First of all, theaters have always been the financial locomotive of movies, and technology keeps making them less and less relevant. At this month's Consumer Electronics Show, dozens of companies showed off huge, curved, 4K TVs that display movies as well as any theater screen. Combine that with HD streaming, microwave popcorn and a bottle of Chianti, and there's only one reason left to go to a theater: to see a movie the day it comes out.

But even that advantage is going to fade away. Sony simultaneously released the apparently awful The Interview online and in theaters and made $15 million in four days. Other studios are calculating how long before that release strategy is the norm. "Everybody has to take a look at it because the world has changed," Nikki Rocco, who just retired after nearly 50 years as Universal's head of domestic distribution, told The Associated Press.
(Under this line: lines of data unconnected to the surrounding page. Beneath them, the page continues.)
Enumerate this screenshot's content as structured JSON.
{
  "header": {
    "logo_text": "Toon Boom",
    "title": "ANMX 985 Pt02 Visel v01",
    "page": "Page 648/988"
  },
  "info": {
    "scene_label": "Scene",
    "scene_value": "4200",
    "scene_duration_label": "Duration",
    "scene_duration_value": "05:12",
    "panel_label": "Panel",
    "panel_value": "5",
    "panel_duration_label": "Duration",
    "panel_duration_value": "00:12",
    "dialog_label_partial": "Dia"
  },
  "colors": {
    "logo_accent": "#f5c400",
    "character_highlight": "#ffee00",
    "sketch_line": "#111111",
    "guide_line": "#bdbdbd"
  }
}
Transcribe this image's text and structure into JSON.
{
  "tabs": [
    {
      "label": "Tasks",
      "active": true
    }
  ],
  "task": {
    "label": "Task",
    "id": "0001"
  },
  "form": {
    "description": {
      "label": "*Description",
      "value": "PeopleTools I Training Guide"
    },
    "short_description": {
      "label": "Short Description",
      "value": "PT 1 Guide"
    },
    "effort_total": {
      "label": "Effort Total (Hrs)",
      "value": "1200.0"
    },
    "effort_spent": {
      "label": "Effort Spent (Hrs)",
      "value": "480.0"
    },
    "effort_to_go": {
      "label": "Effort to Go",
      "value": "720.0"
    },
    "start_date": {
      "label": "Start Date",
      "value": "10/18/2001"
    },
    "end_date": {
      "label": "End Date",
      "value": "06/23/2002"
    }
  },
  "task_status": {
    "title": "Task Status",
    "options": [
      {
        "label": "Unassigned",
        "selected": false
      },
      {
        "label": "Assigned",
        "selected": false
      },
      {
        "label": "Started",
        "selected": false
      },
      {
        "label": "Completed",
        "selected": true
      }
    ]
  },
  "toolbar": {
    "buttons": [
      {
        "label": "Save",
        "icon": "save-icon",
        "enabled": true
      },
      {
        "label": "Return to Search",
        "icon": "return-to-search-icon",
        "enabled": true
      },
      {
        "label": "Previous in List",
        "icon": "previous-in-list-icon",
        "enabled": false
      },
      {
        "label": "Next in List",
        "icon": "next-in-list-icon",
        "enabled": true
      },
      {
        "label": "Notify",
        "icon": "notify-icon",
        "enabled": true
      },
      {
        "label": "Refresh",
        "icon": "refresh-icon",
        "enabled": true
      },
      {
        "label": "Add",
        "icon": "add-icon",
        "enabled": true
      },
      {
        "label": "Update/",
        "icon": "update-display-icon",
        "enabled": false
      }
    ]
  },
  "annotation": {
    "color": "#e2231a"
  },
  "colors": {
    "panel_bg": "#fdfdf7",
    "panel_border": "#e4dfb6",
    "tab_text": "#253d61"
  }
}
The plight goes much deeper than just theaters. Late last year at a conference in New York, Amazon's Jeff Bezos got talking about why books can be a tough sell in today's market. As he sees it, books don't compete against other books. Instead, books compete against every other way you can spend your time. For a lot of the population, the time investment in a book is too much to ask. Even if books were free (and, they are, at the library), the reading of books would not significantly increase.

The movie as we know it is generally a 90- to 180-minute, one-off production—a single, long work meant to be watched beginning to end. How does that format make sense today? A huge and growing amount of entertainment is being consumed on the 7 billion mobile devices swarming the planet. People peering into phones and tablets want stuff in smaller doses. Movies are too long for that medium. Money and young talent are flowing to short-burst programs like Smosh and RealAnnoyingOrange. The duo behind Smosh. which you've probably never heard of, is worth nearly $6 million.

Yet every civilization needs long-form storytelling, rich in character and complex plot lines. Over the past decade, audiences and talent have been drawn to series like The Sopranos, Breaking Bad and Game of Thrones. As long-form visual storytelling, that format is better than movies for our time and technology. A single show, meant for home or portable screens, is an hour or less, which makes it more competitive against other lures for your time. One show in a series pulls you into another—a hook missing from movies. With streaming services such as Netflix and Amazon, you can watch these stories anytime, anywhere—one at a time or all night on a binge.

The center of gravity in entertainment is shifting. Matthew McConaughey did True Detective, Tea Leoni is in Madame Secretary, Netflix signed up Adam Sandler, and Amazon nabbed Woody to create an unspecified series. (I'm rooting for an update of 1973's Sleeper: After 42 years in the future, Miles Monroe returns to New York in 2015 as an old guy and invents the orgasmatron.) The best talent will increasingly want these kinds of long-form gigs. The prestige is there. The money is there. The artistic freedom is there. And most of all, the audience is there.

If McConaughey or Allen—or Christopher Nolan, Robert Downey Jr., Meryl Streep—tie up with a series that goes on for a few years, they'll have less time to make movies. If the most talented directors, writers and actors make fewer movies, then more movies will be made by the second string. More movies will suck, and so will the movie business.

To borrow a phrase, we've seen this movie before. It goes like this: New technology changes the way media is consumed. Declining revenue leads to cost-cutting, which drives away talent. That leads to a lower-quality product, which sends audiences elsewhere, which inevitably results in more declining revenues—and the negative spiral keeps feeding on itself.

I actually had a bit part in that movie a decade ago. It was called Newspapers.